Could you tell us about your current job? What types of files / projects do you work on? What’s a typical day like?
I am currently a Partner and Leader of the Privacy and Information Protection Group at Fasken Martineau. I practice almost exclusively in the field of privacy and information protection. My work ranges from advisory and compliance work in this space (e.g. helping organizations to launch new innovations, products and services in a manner that is compliant with privacy laws), to employment related issues, to data breaches and cybersecurity mandates, to defending regulatory and litigation proceedings in relation to privacy matters.
What do you really like about your position?
With privacy law, I am working in what I believe is one of the most exciting and rapidly evolving areas of law. The subject matter is extremely interesting and intellectually engaging for me, including because it involves complex problem solving and creative solutions, and because it requires consideration of evolving social norms and expectations. With many of the projects we work on with clients, we are at the forefront of where organizational needs and innovations are dependent on the use of personal information. There is often little or no legal precedent in this area, which requires that a unique approach be taken to these issues.
What are the challenges?
Technology and innovation are rapidly evolving and often have important privacy implications. Providing advice to clients in this area where (as noted above) there is usually little or no legal precedent can be both exciting and challenging. Effective communication and collaboration with information technology experts in particular can sometimes present challenges as business people and lawyers seek to understand the operation and implications of new technologies. It requires careful and constant learning.
What did you study at University of Ottawa Law & Technology?
LLM in Law and Technology, and LLD. Dr. Ian Kerr was my supervisor.

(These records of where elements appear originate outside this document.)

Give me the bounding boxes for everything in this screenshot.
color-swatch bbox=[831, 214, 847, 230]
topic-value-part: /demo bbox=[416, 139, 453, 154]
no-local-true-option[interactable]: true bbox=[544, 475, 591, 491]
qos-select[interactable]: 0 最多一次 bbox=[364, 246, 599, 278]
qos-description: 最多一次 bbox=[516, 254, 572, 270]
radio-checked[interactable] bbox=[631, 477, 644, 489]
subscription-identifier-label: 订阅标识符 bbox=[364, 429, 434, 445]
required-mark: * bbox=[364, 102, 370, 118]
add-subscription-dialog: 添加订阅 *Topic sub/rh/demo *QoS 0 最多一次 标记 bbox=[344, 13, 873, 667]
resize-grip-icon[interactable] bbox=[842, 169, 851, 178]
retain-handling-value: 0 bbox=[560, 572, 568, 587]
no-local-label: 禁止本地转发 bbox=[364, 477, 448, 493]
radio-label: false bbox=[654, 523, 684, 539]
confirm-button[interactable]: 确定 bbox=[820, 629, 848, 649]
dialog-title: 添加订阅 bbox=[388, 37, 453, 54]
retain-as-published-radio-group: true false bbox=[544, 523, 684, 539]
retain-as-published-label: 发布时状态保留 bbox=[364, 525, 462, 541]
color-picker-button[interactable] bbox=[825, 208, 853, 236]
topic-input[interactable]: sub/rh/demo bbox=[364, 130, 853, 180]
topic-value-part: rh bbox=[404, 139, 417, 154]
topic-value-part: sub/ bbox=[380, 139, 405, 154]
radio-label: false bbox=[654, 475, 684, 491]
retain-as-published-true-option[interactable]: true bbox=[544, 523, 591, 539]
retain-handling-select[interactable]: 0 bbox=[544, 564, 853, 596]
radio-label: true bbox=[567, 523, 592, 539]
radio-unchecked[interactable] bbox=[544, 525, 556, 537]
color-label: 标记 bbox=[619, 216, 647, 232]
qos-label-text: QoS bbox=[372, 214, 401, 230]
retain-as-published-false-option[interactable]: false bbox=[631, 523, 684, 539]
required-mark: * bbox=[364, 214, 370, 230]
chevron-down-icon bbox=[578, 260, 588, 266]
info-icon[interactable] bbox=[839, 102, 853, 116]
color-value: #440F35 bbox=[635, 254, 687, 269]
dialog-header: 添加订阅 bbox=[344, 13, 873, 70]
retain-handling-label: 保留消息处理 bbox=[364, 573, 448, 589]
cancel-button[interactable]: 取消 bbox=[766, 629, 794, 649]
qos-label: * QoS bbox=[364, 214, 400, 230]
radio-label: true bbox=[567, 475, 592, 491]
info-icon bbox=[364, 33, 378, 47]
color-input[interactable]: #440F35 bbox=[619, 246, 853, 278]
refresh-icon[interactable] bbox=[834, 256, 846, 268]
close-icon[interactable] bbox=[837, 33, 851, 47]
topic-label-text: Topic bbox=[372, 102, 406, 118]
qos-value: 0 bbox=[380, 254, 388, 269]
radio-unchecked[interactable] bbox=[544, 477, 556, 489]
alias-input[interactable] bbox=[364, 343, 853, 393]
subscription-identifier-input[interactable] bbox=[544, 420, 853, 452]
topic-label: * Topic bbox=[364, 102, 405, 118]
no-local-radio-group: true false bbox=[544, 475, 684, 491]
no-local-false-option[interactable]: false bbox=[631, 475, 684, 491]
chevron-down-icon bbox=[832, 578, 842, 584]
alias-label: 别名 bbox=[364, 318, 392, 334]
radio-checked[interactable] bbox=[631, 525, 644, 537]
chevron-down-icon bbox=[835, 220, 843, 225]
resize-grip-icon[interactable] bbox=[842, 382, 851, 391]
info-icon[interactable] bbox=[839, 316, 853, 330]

My studies were focused on privacy and intellectual property, and, more specifically, my doctoral dissertation articulated a concept of “intellectual privacy” and argued that it had an important role in relation to copyright law.
Could you share some memories from your time studying Law & Technology at University of Ottawa?
Working on the On the Identity Trail project (including presentations in Paris and Chicago), serving as counsel for CIPPIC in BMG Canada Inc v Doe, living in Washington DC for my internship with EPIC, meeting policy makers, and making appearances before committees of the Senate and House of Commons were among the more enjoyable aspects of my time. Above all, however, my fondest memories are of all the incredibly brilliant people - the faculty, fellow students, and multidisciplinary researchers - with whom I had the good fortune to work with during my time at UOttawa. They are truly world class.
How did your studies in Law & Technology at University of Ottawa help you get to where you are now?
I have always felt very privileged to have studied in the Law and Technology Program at UOttawa, and it has unquestionably helped me to get to where I am now. In one of the first client meetings I attended at my firm following graduation, it was mentioned that I had obtained my doctorate at UOttawa and the client responded by saying how thrilled they were that I would be able to bring my “vision” to the project. This comment is reflective of the fact that many of the legal dimensions of privacy issues are not clear cut or subject to established precedent, but instead require a broader view about what steps should be taken or not taken in a given context. My studies, which obviously touched on a wide array of materials and perspectives in relation to privacy, including from many disciplines outside of law, prepared me well for many of the novel and exciting matters that I have worked on in practice.